Rebecca McGuyver, Ph.D. is a university biology teacher, a professional science writer, and an invited speaker on the bio-theology of sex and gender. ... A divorcee and avid tennis player, Rebecca McGuyver lives alone with her two dachshunds.
Regina Nicolosi, MA, was born in a small town on the Rhine River. She was a teacher in Germany before she came to the USA. She and her husband Charles, a radiologist and deacon, raised four children. Regina participated fully in CharlesÂ’ preparation to the diaconate. She earned her Masters Degree in Pastoral Studies, worked as a chaplain in both a correctional facility for boys and in a drug and alcohol recovery unit, and as housing manager for seniors. Her present ministry is as a chaplain in a nursing home. She and her husband Deacon Charles have been married for 36 years.
Victoria Rue, M.Div., Ph.D. is a feminist theologian, and writer/director/teacher of theatre. She teaches at San Jose State University in Comparative Religions and Women's Studies. She lives with her beloved Kathryn, her partner of fifteen years.
Jane Via has a B.A. in Spanish Language and Literature from Purdue University, a Ph.D. in Religious Studies from Marquette University and a J.D. from the University of San Diego. She is a county prosecutor in San Diego, California and teaches Religious Studies part time.
Kathy Sullivan Vandenberg, M.S., M.Div., is a feminist theologian, clinical therapist, and trauma specialist. She is presently doing counseling with the disenfranchised. Ms Vandenberg's current ministries include: counseling, adjunct graduate educator, hospital chaplain, and active in several ministries in her parish.

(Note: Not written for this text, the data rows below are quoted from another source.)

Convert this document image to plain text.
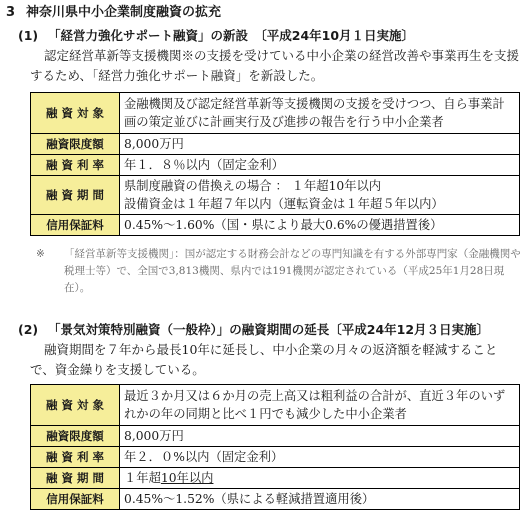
3 神奈川県中小企業制度融資の拡充
(1) 「経営力強化サポート融資」の新設　〔平成24年10月１日実施〕
認定経営革新等支援機関※の支援を受けている中小企業の経営改善や事業再生を支援するため、「経営力強化サポート融資」を新設した。
融 資 対 象	金融機関及び認定経営革新等支援機関の支援を受けつつ、自ら事業計画の策定並びに計画実行及び進捗の報告を行う中小企業者
融資限度額	8,000万円
融 資 利 率	年１．８％以内（固定金利）
融 資 期 間	県制度融資の借換えの場合 ： １年超10年以内
設備資金は１年超７年以内（運転資金は１年超５年以内）

信用保証料	0.45%～1.60%（国・県により最大0.6%の優遇措置後）
※ 「経営革新等支援機関」：国が認定する財務会計などの専門知識を有する外部専門家（金融機関や税理士等）で、全国で3,813機関、県内では191機関が認定されている（平成25年1月28日現在）。
(2) 「景気対策特別融資（一般枠）」の融資期間の延長〔平成24年12月３日実施〕
融資期間を７年から最長10年に延長し、中小企業の月々の返済額を軽減することで、資金繰りを支援している。
融 資 対 象	最近３か月又は６か月の売上高又は粗利益の合計が、直近３年のいずれかの年の同期と比べ１円でも減少した中小企業者
融資限度額	8,000万円
融 資 利 率	年２．０%以内（固定金利）
融 資 期 間	１年超10年以内
信用保証料	0.45%～1.52%（県による軽減措置適用後）
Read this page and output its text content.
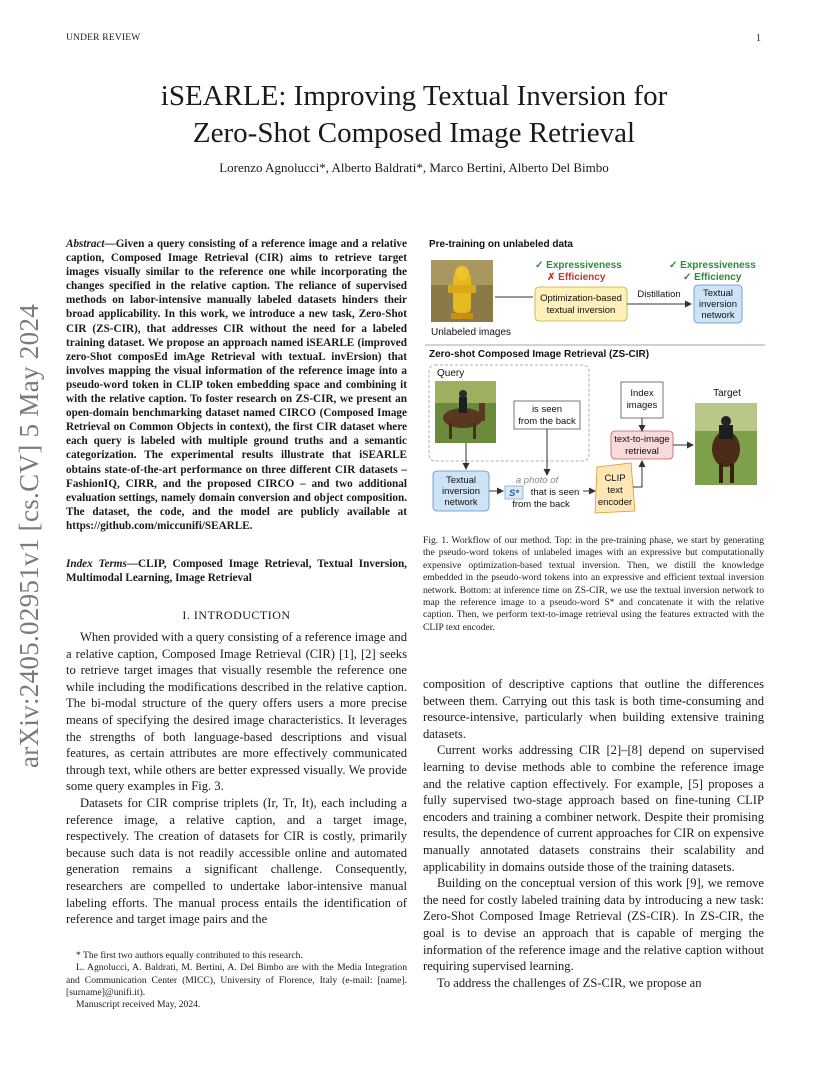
UNDER REVIEW	1
arXiv:2405.02951v1 [cs.CV] 5 May 2024
iSEARLE: Improving Textual Inversion for
Zero-Shot Composed Image Retrieval
Lorenzo Agnolucci*, Alberto Baldrati*, Marco Bertini, Alberto Del Bimbo
Abstract—Given a query consisting of a reference image and a relative caption, Composed Image Retrieval (CIR) aims to retrieve target images visually similar to the reference one while incorporating the changes specified in the relative caption. The reliance of supervised methods on labor-intensive manually labeled datasets hinders their broad applicability. In this work, we introduce a new task, Zero-Shot CIR (ZS-CIR), that addresses CIR without the need for a labeled training dataset. We propose an approach named iSEARLE (improved zero-Shot composEd imAge Retrieval with textuaL invErsion) that involves mapping the visual information of the reference image into a pseudo-word token in CLIP token embedding space and combining it with the relative caption. To foster research on ZS-CIR, we present an open-domain benchmarking dataset named CIRCO (Composed Image Retrieval on Common Objects in context), the first CIR dataset where each query is labeled with multiple ground truths and a semantic categorization. The experimental results illustrate that iSEARLE obtains state-of-the-art performance on three different CIR datasets – FashionIQ, CIRR, and the proposed CIRCO – and two additional evaluation settings, namely domain conversion and object composition. The dataset, the code, and the model are publicly available at https://github.com/miccunifi/SEARLE.
Index Terms—CLIP, Composed Image Retrieval, Textual Inversion, Multimodal Learning, Image Retrieval
I. INTRODUCTION

When provided with a query consisting of a reference image and a relative caption, Composed Image Retrieval (CIR) [1], [2] seeks to retrieve target images that visually resemble the reference one while including the modifications described in the relative caption. The bi-modal structure of the query offers users a more precise means of specifying the desired image characteristics. It leverages the strengths of both language-based descriptions and visual features, as certain attributes are more effectively communicated through text, while others are better expressed visually. We provide some query examples in Fig. 3.

Datasets for CIR comprise triplets (Ir, Tr, It), each including a reference image, a relative caption, and a target image, respectively. The creation of datasets for CIR is costly, primarily because such data is not readily accessible online and automated generation remains a significant challenge. Consequently, researchers are compelled to undertake labor-intensive manual labeling efforts. The manual process entails the identification of reference and target image pairs and the

* The first two authors equally contributed to this research.

L. Agnolucci, A. Baldrati, M. Bertini, A. Del Bimbo are with the Media Integration and Communication Center (MICC), University of Florence, Italy (e-mail: [name].[surname]@unifi.it).

Manuscript received May, 2024.

Pre-training on unlabeled data
Unlabeled images
✓ Expressiveness
✗ Efficiency
Optimization-based
textual inversion
Distillation
✓ Expressiveness
✓ Efficiency
Textual
inversion
network
Zero-shot Composed Image Retrieval (ZS-CIR)
Query
is seen
from the back
Index
images
Target
text-to-image
retrieval
Textual
inversion
network
a photo of
S* that is seen
from the back
CLIP
text
encoder
Fig. 1. Workflow of our method. Top: in the pre-training phase, we start by generating the pseudo-word tokens of unlabeled images with an expressive but computationally expensive optimization-based textual inversion. Then, we distill the knowledge embedded in the pseudo-word tokens into an expressive and efficient textual inversion network. Bottom: at inference time on ZS-CIR, we use the textual inversion network to map the reference image to a pseudo-word S* and concatenate it with the relative caption. Then, we perform text-to-image retrieval using the features extracted with the CLIP text encoder.

composition of descriptive captions that outline the differences between them. Carrying out this task is both time-consuming and resource-intensive, particularly when building extensive training datasets.

Current works addressing CIR [2]–[8] depend on supervised learning to devise methods able to combine the reference image and the relative caption effectively. For example, [5] proposes a fully supervised two-stage approach based on fine-tuning CLIP encoders and training a combiner network. Despite their promising results, the dependence of current approaches for CIR on expensive manually annotated datasets constrains their scalability and applicability in domains outside those of the training datasets.

Building on the conceptual version of this work [9], we remove the need for costly labeled training data by introducing a new task: Zero-Shot Composed Image Retrieval (ZS-CIR). In ZS-CIR, the goal is to devise an approach that is capable of merging the information of the reference image and the relative caption without requiring supervised learning.

To address the challenges of ZS-CIR, we propose an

Well, you can now see for yourself that the life experience of these deeply oppressed clerics is quite similar to that of the average black South African with whom they strongly identify. I shall not belabour the point by drawing further attention to the awful quality of their lives. Toiling as a feminist theologian in a North American university, for instance, is fraught with great hardships you might not fully appreciate. The newly ordained, however, are modest clerics and would not want me to dwell on their plight. Hagiography is so embarrassing to the hagioged.
I hope and expect that they will have as much success in their new vocations as I hope and expect to have in mine.
Regards,
President of the United States (self-Elect)
John the Mad
P.S. Oh, I nearly forgot to thank the main stream media for not placing scare quotes around the words "ordained" or "priests." It is so important not to show favouritism by siding with the Episcopal authority of the Catholic Church and faithful laity which might consider the ordinations to be invalid, silly, feminist, guerrilla theatre undertaken by pampered, middle class academics with an axe to grid against two thousand years of Church doctrine, tradition, scripture and magisterial authority. Bless you.